The third book that I read cover-to-cover with my cohort at Red Pepper Software was Atomic Habits by James Clear. To sum it up briefly, Clear’s approach to achieving success in life is to work a little bit on every aspect of your life every day. While this approach delays fast-track achievement of any one goal, I find it’s a much more sustainable and enjoyable approach to living.
“I was very excited to see Jeff Sutherland speak in person last week at the Silicon Slopes Summit 2020. It’s always great to see and hear people in person who have greatly influenced your life. It’s worth mentioning that the Silicon Slopes is literally the birthplace of the Agile Manifesto, conceived at a ski lodge in Alta, Utah.”
By applying Sutherland’s agile approach to software development and Clear’s approach to achieving life goals, you can outline your high-level goals, break them into smaller pieces and work all those smaller pieces every day. When one sub-task of a high-level goal is achieved, move another one from the backlog. Eventually, you will have achieved one or more of your high level goals, but not at the total expense of the others. At the end of the day, the product of you will be a more well-rounded individual. This is what I want for ClarkApp-IRL, is to be the total package.

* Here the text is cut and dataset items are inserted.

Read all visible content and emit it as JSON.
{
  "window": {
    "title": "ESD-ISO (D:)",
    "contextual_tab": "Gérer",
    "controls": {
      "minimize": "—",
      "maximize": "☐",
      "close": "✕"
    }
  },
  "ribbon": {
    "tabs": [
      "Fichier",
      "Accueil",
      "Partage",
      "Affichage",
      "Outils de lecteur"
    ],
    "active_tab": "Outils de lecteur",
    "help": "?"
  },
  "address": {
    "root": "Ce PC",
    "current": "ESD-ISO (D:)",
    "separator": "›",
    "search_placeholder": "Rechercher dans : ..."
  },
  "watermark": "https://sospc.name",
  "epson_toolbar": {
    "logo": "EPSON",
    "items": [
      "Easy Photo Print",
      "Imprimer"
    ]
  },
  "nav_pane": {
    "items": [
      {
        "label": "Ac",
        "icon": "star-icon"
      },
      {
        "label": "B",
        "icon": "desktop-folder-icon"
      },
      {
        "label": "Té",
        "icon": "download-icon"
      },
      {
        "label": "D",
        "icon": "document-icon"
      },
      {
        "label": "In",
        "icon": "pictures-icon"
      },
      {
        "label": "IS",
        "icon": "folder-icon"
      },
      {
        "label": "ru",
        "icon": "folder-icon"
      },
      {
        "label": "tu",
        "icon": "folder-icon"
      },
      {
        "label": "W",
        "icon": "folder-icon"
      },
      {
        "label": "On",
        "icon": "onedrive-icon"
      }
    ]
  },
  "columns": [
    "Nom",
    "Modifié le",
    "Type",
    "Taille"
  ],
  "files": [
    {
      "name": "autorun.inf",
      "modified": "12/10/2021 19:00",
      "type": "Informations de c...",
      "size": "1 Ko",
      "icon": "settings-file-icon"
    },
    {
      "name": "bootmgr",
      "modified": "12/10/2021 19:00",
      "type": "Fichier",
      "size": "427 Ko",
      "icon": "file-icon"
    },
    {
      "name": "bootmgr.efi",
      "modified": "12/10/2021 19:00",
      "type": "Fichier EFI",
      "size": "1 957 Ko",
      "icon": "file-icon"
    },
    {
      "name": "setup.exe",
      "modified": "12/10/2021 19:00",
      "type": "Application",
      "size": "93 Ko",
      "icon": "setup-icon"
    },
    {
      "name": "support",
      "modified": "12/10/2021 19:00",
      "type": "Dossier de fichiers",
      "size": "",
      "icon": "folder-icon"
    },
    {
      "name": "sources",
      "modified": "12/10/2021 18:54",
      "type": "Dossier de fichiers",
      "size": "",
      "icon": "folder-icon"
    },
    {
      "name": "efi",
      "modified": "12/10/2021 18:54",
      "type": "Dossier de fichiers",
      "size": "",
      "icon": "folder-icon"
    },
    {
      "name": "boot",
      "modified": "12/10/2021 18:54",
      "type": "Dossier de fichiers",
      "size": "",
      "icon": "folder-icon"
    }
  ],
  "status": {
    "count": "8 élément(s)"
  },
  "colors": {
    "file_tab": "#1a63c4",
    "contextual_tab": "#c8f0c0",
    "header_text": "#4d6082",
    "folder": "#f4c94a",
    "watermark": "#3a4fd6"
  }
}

Finally, I was very excited to see Jeff Sutherland speak in person last week at the Silicon Slopes Summit 2020. It’s always great to see and hear people in person who have greatly influenced your life. It’s worth mentioning that the Silicon Slopes is literally the birthplace of the Agile Manifesto, conceived at a ski lodge in Alta, Utah. The biggest takeaways from his talk last week were 1) Scrum is so easy, but it’s so hard to get people to do it (and it shouldn’t be), and 2) Any currently leading company that is not applying scrum will not be a leader in 5 years. The latter is a very serious prediction, but Jeff really believes what he has created and teaches. From personal experience, I believe in it very strongly myself.